Classical defects in higher-dimensional Einstein gravity coupled to nonlinear $$\sigma $$-models

We construct solutions of higher-dimensional Einstein gravity coupled to nonlinear \(\sigma \)-model with cosmological constant. The \(\sigma \)-model can be perceived as exterior configuration of a spontaneously-broken \(SO(D-1)\) global higher-codimensional “monopole”. Here we allow the kinetic term of the \(\sigma \)-model to be noncanonical; in particular we specifically study a quadratic-power-law type. This is some possible higher-dimensional generalization of the Bariola–Vilenkin (BV) solutions with k-global monopole studied recently.
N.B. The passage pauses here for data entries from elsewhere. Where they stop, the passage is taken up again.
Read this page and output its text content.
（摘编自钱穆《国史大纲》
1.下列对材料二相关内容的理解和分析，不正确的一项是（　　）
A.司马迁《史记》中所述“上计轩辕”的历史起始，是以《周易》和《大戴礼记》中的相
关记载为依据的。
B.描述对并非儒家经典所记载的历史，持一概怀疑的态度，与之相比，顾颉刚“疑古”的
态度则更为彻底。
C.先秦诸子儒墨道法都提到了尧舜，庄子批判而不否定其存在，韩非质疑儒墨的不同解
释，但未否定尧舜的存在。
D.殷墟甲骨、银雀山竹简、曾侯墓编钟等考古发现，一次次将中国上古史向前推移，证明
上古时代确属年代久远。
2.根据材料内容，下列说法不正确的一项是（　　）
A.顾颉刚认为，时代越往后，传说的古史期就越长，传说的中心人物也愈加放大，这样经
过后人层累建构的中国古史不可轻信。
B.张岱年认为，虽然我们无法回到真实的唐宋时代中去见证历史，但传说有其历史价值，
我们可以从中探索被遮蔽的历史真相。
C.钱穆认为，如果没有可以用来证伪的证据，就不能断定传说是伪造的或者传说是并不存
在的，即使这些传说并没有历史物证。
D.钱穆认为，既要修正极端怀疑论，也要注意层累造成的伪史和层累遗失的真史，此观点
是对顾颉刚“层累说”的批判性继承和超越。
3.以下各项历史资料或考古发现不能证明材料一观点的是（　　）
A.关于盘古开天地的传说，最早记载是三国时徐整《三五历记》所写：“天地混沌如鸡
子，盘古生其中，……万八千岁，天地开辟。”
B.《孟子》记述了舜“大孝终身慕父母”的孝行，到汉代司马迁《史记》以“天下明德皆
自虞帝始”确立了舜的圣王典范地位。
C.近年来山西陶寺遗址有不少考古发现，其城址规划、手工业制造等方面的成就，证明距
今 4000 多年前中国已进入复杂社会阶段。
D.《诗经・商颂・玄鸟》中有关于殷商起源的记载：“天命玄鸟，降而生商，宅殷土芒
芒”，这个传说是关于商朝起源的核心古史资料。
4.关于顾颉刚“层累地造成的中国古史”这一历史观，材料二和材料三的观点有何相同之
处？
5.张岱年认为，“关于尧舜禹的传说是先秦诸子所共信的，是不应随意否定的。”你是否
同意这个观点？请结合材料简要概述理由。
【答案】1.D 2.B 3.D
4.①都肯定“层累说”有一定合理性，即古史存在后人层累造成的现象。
The solutions can be perceived as the exterior solution of a black hole swallowing up noncanonical global defects. Even in the absence of comological constant its surrounding spacetime is asymptotically non-flat; it suffers from deficit solid angle. We discuss the corresponding horizons. For \(\Lambda >0\) in 4d there can exist three extremal conditions (the cold, ultracold, and Nariai black holes), while in higher-than-four dimensions the extremal black hole is only Nariai. For \(\Lambda <0\) we only have black hole solutions with one horizon, save for the 4d case where there can exist two horizons. We give constraints on the mass and the symmetry-breaking scale for the existence of all the extremal cases. In addition, we also obtain factorized solutions, whose topology is the direct product of two-dimensional spaces of constant curvature (\(M_2\), \(dS_2\), or \(AdS_2\)) with (D-2)-sphere. We study all possible factorized channels.